Görevde kaldığı on iki ayın ardından, siyasi gelişmeler Chrystodoulides hükümetinin Büyük Birader'in en iyi bildiği otokratik tarzda davrandığını kesin olarak ortaya koyuyor!

Denetim

Başkanın, Genel Denetçi Bay Odysseas Michaelides'in bağımsız yetkisini devirme ve Sayıştay'ı siyasi olarak atanmış bir makamla değiştirme niyeti “İdari Komite” otoritesine hiçbir eleştiri olmaksızın boyun eğmeyi talep eden bir hükümet simyasının takıntısının bir başka örneğinin açık bir göstergesidir.

2014 yılında atanmasından bu yana, Cumhuriyetin başıboş dönek Bay Michaelides (AG) ve Sayıştay, halkın büyük övgüsünü ve desteğini alan, ülkedeki en saygın kurumlardan biri haline geldi; Gerçekten Kıbrıs için ender rastlanan bir kalite! Daha sonra, 400'ü aşkın uzmandan oluşan Cumhuriyet Sayıştayı, selefiyle aynı çizgide olan mevcut hükümetin budamak istediği dikenli bir diken haline geldi!

Sayıştay'ın yüksek profilli yolsuzluk vakalarını açığa çıkarmadığı bir gün geçmiyor; milyonların israfı; Sistemi kötüye kullanan iktidar yetkilileri, kurumlar ve yetkililerin rüşvet ve sinsi davranışları. İncelenen tüm vakalar, daha fazla tespit ve soruşturma yapılması için polise veya yargıya iletilir.

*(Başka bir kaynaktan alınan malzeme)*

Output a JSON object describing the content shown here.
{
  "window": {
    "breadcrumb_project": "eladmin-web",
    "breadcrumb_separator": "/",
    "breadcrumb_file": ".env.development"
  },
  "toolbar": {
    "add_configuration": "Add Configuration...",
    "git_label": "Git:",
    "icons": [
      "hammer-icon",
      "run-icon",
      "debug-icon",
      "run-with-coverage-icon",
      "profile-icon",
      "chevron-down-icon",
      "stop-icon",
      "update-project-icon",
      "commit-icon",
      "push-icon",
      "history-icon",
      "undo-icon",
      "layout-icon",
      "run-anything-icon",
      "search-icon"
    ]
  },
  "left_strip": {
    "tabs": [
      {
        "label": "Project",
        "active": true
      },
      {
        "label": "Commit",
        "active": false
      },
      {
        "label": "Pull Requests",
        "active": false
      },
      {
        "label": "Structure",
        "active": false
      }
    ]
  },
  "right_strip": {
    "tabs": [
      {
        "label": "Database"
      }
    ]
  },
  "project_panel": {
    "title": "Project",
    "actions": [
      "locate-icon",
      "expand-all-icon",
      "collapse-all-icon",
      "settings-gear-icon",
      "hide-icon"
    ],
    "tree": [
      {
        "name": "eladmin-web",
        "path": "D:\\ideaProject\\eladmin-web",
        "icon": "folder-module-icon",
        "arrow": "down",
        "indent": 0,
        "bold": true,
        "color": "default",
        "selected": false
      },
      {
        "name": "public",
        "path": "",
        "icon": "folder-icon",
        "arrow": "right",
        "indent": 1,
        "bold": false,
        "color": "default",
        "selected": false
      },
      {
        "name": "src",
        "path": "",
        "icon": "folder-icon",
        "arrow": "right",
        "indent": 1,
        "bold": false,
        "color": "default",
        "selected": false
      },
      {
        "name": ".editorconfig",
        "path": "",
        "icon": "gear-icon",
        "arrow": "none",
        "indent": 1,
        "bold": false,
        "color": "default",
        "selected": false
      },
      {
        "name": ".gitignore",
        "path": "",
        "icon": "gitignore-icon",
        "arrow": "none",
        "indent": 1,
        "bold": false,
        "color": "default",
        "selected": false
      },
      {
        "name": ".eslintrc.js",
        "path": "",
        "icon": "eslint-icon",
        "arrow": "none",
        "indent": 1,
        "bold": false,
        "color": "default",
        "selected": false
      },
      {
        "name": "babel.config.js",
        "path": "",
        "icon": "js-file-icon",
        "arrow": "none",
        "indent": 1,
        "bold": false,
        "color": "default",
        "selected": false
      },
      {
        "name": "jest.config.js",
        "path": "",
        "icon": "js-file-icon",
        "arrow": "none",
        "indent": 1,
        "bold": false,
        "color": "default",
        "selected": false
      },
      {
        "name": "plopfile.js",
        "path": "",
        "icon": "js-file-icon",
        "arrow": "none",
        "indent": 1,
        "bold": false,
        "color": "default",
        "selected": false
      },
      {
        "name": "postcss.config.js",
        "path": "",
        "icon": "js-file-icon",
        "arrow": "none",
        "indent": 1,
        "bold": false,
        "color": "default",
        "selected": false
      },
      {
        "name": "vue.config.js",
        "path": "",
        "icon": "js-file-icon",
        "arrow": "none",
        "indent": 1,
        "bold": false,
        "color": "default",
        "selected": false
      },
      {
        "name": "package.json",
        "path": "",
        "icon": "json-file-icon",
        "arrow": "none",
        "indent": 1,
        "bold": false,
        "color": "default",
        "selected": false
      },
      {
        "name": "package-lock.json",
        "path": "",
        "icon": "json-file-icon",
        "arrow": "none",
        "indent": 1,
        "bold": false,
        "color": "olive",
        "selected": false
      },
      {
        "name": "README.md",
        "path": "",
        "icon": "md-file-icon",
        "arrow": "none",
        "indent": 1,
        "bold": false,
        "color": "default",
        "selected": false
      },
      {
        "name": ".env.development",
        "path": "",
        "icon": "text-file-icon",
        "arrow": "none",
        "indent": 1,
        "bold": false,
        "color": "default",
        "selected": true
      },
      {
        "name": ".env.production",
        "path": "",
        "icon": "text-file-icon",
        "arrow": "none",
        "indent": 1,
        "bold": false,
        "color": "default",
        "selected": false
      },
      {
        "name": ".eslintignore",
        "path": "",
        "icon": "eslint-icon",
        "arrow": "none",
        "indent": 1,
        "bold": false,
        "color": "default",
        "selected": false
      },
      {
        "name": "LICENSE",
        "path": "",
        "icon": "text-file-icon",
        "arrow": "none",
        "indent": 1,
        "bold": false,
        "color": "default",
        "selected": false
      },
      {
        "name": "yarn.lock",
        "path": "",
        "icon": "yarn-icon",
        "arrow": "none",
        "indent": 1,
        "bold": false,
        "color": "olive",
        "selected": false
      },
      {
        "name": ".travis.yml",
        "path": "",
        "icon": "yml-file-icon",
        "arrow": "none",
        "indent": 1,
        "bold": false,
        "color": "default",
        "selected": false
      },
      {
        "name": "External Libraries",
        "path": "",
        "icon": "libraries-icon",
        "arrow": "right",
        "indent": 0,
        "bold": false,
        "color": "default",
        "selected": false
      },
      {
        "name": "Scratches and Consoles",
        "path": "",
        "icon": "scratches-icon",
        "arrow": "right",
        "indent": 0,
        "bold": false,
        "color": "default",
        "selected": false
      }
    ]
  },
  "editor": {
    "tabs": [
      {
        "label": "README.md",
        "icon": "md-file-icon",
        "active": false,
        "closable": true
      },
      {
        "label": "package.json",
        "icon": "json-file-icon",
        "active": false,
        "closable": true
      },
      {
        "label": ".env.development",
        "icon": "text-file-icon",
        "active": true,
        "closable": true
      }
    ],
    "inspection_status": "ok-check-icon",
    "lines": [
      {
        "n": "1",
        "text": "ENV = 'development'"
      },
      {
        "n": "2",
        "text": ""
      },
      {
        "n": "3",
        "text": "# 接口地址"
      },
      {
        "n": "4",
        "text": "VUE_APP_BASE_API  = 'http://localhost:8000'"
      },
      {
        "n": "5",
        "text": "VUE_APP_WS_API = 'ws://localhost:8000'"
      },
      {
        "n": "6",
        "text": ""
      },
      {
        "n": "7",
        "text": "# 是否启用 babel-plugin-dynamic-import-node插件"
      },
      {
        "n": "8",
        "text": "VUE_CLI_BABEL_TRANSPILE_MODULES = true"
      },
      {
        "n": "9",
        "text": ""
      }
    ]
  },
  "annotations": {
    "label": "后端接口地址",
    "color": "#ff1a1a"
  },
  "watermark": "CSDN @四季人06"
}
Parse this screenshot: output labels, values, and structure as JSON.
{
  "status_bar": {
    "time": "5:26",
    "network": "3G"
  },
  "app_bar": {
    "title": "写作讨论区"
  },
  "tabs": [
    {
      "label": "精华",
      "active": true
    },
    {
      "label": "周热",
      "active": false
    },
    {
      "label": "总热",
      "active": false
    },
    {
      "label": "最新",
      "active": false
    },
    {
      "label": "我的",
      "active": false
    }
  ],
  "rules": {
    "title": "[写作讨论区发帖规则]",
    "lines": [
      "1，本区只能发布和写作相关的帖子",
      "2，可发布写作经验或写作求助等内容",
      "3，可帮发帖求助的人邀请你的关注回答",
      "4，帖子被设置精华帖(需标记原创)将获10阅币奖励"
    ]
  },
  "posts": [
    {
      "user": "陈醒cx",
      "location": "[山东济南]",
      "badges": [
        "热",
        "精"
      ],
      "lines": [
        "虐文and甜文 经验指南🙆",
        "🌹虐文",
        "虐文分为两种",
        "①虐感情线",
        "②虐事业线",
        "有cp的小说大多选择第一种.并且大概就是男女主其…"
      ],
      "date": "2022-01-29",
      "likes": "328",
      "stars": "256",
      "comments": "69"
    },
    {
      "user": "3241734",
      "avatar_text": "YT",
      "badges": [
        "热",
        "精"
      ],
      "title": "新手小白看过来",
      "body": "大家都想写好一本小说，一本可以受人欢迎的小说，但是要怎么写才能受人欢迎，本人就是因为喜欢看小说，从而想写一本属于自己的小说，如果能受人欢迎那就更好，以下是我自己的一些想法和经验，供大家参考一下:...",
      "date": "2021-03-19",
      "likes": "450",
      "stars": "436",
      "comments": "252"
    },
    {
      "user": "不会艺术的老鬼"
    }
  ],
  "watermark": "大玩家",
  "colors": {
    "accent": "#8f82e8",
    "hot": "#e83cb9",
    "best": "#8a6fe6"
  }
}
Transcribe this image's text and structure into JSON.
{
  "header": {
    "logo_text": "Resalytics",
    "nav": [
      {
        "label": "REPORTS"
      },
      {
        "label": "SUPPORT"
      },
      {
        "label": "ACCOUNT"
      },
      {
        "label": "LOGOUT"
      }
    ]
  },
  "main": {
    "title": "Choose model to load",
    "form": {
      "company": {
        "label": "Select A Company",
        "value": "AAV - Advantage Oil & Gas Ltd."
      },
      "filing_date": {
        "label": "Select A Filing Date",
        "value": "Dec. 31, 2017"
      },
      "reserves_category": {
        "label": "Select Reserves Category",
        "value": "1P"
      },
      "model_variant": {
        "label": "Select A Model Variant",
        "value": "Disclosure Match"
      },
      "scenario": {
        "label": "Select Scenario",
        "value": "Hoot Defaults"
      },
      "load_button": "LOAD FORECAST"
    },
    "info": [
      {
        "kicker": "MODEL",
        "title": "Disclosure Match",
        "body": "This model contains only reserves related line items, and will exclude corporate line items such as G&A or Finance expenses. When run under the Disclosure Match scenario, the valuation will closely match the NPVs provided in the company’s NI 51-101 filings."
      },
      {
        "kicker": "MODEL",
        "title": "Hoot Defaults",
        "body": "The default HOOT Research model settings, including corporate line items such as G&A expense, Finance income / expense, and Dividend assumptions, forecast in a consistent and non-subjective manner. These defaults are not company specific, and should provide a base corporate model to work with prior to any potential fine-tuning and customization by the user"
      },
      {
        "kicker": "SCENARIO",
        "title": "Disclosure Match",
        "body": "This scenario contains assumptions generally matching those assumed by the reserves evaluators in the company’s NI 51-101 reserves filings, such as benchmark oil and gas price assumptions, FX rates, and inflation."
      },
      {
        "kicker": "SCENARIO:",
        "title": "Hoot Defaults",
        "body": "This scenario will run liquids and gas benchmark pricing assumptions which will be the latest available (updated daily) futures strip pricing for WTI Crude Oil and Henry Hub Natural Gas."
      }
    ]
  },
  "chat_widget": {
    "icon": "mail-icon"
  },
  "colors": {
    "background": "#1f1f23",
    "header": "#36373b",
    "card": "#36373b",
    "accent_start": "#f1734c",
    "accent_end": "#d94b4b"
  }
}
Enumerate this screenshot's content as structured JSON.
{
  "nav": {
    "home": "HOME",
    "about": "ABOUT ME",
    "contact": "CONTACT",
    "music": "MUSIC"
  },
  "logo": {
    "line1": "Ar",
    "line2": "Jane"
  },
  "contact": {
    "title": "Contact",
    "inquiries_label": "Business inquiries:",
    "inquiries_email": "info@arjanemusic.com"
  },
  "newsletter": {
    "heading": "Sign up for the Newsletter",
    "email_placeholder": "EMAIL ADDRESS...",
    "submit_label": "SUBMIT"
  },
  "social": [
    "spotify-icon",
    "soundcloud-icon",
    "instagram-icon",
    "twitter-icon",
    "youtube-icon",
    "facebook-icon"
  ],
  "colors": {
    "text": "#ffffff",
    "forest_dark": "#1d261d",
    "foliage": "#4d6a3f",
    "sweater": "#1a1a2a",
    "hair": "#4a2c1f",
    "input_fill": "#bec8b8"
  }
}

Statükonun düşmanı haline gelen bir Kıbrıs kurumunun bu tür benzeri görülmemiş davranışları ve şeffaflığı, bazılarının, tek hatası işini onurlu bir şekilde yapmak ve çıkarlarını korumak olan Bay Michaelides'i (AG) görevden almak istemesinin nedenidir. Cumhuriyetin!

Neyse ki Genel Denetçi, geçici bir başkanın veya gelip geçici bir hükümetin kaprislerine karşı değil, Avrupa Sayıştayı aracılığıyla Avrupa Komisyonu'na karşı sorumludur ve Kıbrıs anayasasına göre görevden alınamaz.

Önümüzdeki on iki ay, AB-Kıbrıs için kritik olacak; ancak hepsinden önemlisi, eğer Cumhuriyet, yabancı çıkarların ve içeriden Avrupalı ​​güçlerin saldırılarına karşı ayakta kalacaksa; Adayı İki Bölgeli, İki Toplumlu bir Federasyon için bölmeye karar veren ve sadık “İyi Avrupalılar!”

Andreas C Chrysafis

Yazar/Sanatçı/Yazar

ANDREAS'IN BAĞLANTILARI:

Yalnızca sanat kopyaları: www.artpal.com/chrysafis

Sehpa Sanat Kitabı: https://www.amazon.com/Andreas-C.-Chrysafis/e/B00478I90O?ref_=dbs_p_pbk_r00_abau_000000

Bu makaleyi paylaş:

EU Reporter, çok çeşitli bakış açılarını ifade eden çeşitli dış kaynaklardan makaleler yayınlamaktadır. Bu makalelerde alınan pozisyonlar mutlaka EU Reporter'ınkiler değildir.